Writing research proposals provide one with a critical skill that will be useful regardless of the profession one chooses to pursue after an undergraduate education. The primary purpose of a research proposal is to persuade others that your idea (in this case science) is worthy of committing resources to, and you are the best person to implement it. The final research proposals will be graded based on their ability to address the following questions:

  • Is the proposal contains a novel research objective that is relevant to the “Applied Molecular Ecology” (mar260) module content?
  • Does it make a strong case given what is known and what is unknown?
  • Does it adequately and accurately cite the existing literature?
  • Does it suggest the use of methods that are relevant and effective to address the research question?
  • Does the investigator demonstrate their ability to use the proposed methods?
  • Does the proposal includes a discussion of expected outcomes, potential risks, and how to mitigate risks?
  • Does it include a reasonable budget and a meaningful timeline to carry out the proposed research objectives?
  • Does the proposal written in a clear, concise, and accurate manner that is expected of scientific work?

Upon the submission of the pre-proposal, smaller teams of students will serve as a “peer-review panel” and discuss each pre-proposal. The names of participants who wrote these proposals will not be known to the class. The panel will take place in class for all participants. The purpose of the panel is to provide feedback on how well the proposal was able to convey ideas. Participants are expected to improve their short pre-proposals based on the feedback they received from the peer-review panels and submit their full proposal as their final project.

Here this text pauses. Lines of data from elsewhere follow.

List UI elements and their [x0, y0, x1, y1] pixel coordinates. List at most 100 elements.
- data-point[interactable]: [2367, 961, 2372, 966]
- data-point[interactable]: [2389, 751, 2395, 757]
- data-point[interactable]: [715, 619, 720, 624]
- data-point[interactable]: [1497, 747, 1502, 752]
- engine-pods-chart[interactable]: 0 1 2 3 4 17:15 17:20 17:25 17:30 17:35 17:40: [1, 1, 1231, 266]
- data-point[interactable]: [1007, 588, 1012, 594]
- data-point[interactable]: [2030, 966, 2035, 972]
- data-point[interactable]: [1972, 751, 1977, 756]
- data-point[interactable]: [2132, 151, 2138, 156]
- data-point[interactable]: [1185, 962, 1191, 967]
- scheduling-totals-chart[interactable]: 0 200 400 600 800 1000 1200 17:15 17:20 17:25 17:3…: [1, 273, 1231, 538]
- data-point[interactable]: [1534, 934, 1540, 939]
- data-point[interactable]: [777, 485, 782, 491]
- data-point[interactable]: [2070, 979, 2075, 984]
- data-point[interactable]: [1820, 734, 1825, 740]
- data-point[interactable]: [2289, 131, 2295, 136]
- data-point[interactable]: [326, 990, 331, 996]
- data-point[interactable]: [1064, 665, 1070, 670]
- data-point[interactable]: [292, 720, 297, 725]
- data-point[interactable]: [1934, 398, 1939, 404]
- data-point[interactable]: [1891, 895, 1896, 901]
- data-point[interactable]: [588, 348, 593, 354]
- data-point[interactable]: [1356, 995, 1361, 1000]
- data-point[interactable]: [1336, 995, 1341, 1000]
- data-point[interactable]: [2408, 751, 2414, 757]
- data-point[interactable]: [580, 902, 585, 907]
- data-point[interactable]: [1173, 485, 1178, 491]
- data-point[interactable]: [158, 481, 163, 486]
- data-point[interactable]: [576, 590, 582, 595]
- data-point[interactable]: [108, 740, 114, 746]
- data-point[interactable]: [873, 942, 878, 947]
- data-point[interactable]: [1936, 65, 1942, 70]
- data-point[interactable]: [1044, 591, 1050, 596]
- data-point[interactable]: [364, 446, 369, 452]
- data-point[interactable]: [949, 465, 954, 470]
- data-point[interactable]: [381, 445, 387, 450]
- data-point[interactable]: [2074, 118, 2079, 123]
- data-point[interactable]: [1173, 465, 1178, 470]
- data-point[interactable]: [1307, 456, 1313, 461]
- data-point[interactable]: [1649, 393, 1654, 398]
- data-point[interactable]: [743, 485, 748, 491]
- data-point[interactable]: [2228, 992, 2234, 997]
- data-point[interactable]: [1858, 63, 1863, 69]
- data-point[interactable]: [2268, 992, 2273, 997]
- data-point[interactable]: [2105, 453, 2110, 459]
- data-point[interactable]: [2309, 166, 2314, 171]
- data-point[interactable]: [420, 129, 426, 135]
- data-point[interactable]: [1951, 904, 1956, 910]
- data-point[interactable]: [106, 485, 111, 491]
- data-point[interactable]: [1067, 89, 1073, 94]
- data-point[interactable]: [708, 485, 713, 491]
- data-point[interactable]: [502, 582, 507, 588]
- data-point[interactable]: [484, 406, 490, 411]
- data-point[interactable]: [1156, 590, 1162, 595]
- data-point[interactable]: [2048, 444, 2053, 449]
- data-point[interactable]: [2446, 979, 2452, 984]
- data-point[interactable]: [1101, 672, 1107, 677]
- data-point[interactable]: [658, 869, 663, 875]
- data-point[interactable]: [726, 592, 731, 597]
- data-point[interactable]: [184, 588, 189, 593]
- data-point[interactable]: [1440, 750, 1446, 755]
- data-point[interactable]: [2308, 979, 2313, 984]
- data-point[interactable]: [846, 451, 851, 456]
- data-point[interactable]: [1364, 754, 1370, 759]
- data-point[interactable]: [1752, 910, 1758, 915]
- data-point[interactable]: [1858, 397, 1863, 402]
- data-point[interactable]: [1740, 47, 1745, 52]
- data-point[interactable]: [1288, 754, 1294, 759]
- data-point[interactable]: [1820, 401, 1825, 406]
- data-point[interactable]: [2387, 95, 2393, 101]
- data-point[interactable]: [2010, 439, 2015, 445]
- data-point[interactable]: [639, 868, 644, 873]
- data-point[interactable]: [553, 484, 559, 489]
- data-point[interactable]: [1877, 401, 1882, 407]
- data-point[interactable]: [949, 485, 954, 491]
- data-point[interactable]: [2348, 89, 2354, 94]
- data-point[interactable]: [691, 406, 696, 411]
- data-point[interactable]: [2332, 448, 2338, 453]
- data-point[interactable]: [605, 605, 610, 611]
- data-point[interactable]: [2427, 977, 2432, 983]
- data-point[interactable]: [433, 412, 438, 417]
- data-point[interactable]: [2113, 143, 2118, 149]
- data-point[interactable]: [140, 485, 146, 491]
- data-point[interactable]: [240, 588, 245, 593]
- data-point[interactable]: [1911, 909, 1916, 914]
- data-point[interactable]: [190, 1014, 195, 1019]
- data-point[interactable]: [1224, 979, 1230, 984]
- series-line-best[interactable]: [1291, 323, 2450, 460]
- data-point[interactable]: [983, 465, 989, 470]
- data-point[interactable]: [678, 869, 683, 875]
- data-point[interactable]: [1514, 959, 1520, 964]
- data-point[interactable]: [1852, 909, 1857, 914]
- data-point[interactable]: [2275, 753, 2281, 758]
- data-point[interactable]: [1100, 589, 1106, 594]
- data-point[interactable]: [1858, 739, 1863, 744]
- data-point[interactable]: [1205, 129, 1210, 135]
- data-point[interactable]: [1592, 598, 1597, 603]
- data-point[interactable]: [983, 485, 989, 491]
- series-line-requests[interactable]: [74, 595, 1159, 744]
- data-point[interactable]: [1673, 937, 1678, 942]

The participants will be provided with detailed instructions on how to come up with a proposal idea, what resources are available to carry out the projects, how to format the pre-proposal and final proposals and how to evaluate them in panel.

It is challenging to think of a topic for research that can be done in a short amount of time with limited resources. Therefore, the course directors (Meren and Iliana) will meet with each of the course participants individually to discuss their proposal idea, tell them whether it is feasible, and help them with resources. To initiate this discussion, you will hand in a one-paragraph research idea early in the semester.

The grading scale for this module is as follows:

Grade Threshold
1.0 95%
1.3 90%
1.7 85%
2.0 80%
2.3 75%
2.7 70%
3.0 65%
3.3 60%
3.7 55%
4.0 50%

Examination Policy

Please find all relevant university policies here:

Academic Integrity

All UOL policies regarding ethics and honorable behavior apply to this. Academic integrity is the pursuit of scholarly activity free from fraud and deception and is an educational objective of this class. All University policies regarding academic integrity apply to this course. Academic dishonesty includes, but is not limited to, cheating, plagiarizing, fabricating of information or citations, facilitating acts of academic dishonesty by others, having unauthorized possession of examinations, submitting work of another person or work previously used without informing the instructor, or tampering with the academic work of other students. For any material or ideas obtained from other sources, such as the text or things you see on the web, in the library, etc., a source reference must be given. Direct quotes from any source must be identified as such.

Disability Access Statement

UOL welcomes students with disabilities and students with care obligations for their children or close relatives into the University’s educational programs. In order to receive consideration for reasonable accommodations, you must contact the Prüfungsausschuss. Please let Meren and/or Iliana know at the beginning of the semester what accommodations were approved for you.